また、大口資金の運用ニーズに対しては、3000万円からご利用いただける完全オーダーメイドのポートフォリオを構築するラップ口座「三井住友信託SMA」もご用意しています。資産形成期はコアラップを、ある程度資産が積み上がればファンドラップを、そして、さらに余裕が生まれればSMAを──と、ラップ型商品でお客様のライフステージに応じた最適な資産運用をカバーできるようにラインアップを揃えています。

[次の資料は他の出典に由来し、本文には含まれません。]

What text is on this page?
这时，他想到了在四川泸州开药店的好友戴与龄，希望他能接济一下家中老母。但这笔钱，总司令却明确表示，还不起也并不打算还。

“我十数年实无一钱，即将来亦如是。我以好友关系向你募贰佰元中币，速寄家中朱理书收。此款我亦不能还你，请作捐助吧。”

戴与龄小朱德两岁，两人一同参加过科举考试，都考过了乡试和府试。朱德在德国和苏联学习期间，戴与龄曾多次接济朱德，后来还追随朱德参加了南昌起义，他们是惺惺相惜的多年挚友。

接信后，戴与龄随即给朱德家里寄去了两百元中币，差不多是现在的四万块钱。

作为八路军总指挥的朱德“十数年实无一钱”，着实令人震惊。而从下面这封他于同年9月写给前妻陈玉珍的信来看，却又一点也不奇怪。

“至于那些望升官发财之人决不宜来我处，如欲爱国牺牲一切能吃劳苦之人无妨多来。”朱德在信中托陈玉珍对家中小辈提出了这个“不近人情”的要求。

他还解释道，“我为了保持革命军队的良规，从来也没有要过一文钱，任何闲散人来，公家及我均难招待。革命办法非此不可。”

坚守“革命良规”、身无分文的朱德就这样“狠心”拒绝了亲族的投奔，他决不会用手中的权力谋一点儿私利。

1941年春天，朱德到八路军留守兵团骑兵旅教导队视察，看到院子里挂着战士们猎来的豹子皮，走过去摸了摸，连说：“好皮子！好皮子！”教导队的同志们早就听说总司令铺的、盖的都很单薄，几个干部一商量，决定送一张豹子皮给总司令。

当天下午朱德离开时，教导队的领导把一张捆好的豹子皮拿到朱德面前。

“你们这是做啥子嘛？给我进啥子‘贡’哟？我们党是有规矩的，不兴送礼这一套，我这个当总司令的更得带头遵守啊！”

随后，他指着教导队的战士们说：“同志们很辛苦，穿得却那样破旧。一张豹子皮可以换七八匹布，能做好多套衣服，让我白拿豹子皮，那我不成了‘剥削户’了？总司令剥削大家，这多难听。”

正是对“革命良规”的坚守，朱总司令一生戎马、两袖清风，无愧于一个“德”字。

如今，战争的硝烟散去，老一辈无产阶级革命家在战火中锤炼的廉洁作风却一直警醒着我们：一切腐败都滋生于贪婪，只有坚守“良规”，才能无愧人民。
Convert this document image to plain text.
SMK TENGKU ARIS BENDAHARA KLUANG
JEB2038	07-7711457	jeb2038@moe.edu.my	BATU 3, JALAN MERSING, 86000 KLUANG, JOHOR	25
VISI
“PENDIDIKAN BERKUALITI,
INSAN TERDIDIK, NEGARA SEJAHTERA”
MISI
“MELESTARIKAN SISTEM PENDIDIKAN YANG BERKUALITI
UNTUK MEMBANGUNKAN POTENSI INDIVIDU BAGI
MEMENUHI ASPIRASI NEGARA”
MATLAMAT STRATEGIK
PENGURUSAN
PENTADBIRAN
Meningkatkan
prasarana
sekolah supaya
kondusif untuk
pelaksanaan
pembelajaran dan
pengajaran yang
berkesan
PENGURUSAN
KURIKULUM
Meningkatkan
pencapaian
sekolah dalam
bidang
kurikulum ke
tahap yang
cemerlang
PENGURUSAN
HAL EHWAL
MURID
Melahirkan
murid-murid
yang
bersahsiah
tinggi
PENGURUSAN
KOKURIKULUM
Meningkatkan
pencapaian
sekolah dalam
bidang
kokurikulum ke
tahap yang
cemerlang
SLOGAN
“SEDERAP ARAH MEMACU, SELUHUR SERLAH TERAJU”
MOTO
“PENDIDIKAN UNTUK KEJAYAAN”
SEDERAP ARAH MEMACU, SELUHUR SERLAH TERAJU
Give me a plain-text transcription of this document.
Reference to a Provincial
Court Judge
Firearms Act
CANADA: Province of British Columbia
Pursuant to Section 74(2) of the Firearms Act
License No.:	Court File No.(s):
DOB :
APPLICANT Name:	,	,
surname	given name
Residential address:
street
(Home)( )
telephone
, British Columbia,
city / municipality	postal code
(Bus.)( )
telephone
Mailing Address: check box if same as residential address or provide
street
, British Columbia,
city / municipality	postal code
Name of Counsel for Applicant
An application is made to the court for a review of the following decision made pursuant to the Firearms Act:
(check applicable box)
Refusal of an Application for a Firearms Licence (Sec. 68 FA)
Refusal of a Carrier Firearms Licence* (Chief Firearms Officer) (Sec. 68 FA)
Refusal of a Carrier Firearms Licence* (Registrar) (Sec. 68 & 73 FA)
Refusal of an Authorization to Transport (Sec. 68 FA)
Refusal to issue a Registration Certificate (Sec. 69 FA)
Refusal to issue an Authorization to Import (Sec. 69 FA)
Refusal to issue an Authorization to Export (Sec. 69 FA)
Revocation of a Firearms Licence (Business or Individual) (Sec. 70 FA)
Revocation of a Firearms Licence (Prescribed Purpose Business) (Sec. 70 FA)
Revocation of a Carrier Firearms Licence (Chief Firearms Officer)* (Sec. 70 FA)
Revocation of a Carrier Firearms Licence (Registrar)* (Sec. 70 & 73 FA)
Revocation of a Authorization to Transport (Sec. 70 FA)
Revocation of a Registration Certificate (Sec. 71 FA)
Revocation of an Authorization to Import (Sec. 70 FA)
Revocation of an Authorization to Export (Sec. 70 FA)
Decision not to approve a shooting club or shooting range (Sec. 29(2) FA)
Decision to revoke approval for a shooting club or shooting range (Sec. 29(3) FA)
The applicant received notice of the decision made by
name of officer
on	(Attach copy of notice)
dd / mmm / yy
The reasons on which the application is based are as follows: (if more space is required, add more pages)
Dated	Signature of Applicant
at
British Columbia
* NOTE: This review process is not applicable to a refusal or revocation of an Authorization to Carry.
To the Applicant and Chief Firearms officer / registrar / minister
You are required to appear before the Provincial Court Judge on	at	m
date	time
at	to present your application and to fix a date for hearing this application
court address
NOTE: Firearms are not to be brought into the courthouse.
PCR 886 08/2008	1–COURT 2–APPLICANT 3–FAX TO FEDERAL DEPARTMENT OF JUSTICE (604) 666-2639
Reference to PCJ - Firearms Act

これらラップ型商品シリーズ「三井住友信託銀行のラップセレクション」は、今年4月には残高が約5000億円と1年で倍増しています。業界全体で見ても、ラップ口座の規模は大幅に伸びています。資産運用ニーズが増していく中、プロに運用を一任できるラップ口座の果たす役割はますます重要なものになっていくでしょう。株式、債券、投信と並ぶ資産運用の新しいカテゴリーとしてラップ口座が広く認知される日も、遠くないと思います。
お客様の考えをうかがい、その方に最適な運用方法を提案し、契約後も継続的なフォローアップを提供するラップ口座は、私たち信託銀行らしさが発揮できるサービスです。お客様の生涯に寄り添う信頼のパートナーとして、今後さらに、運用の安定性を高める工夫やアフターフォローの充実を図っていきます。
※投資一任運用商品(ラップ口座)、投資信託には元本割れとなるリスクがあります。また各種手数料等の費用がかかりますので、投資一任運用商品(ラップ口座)、投資信託のご注意事項をお読みください。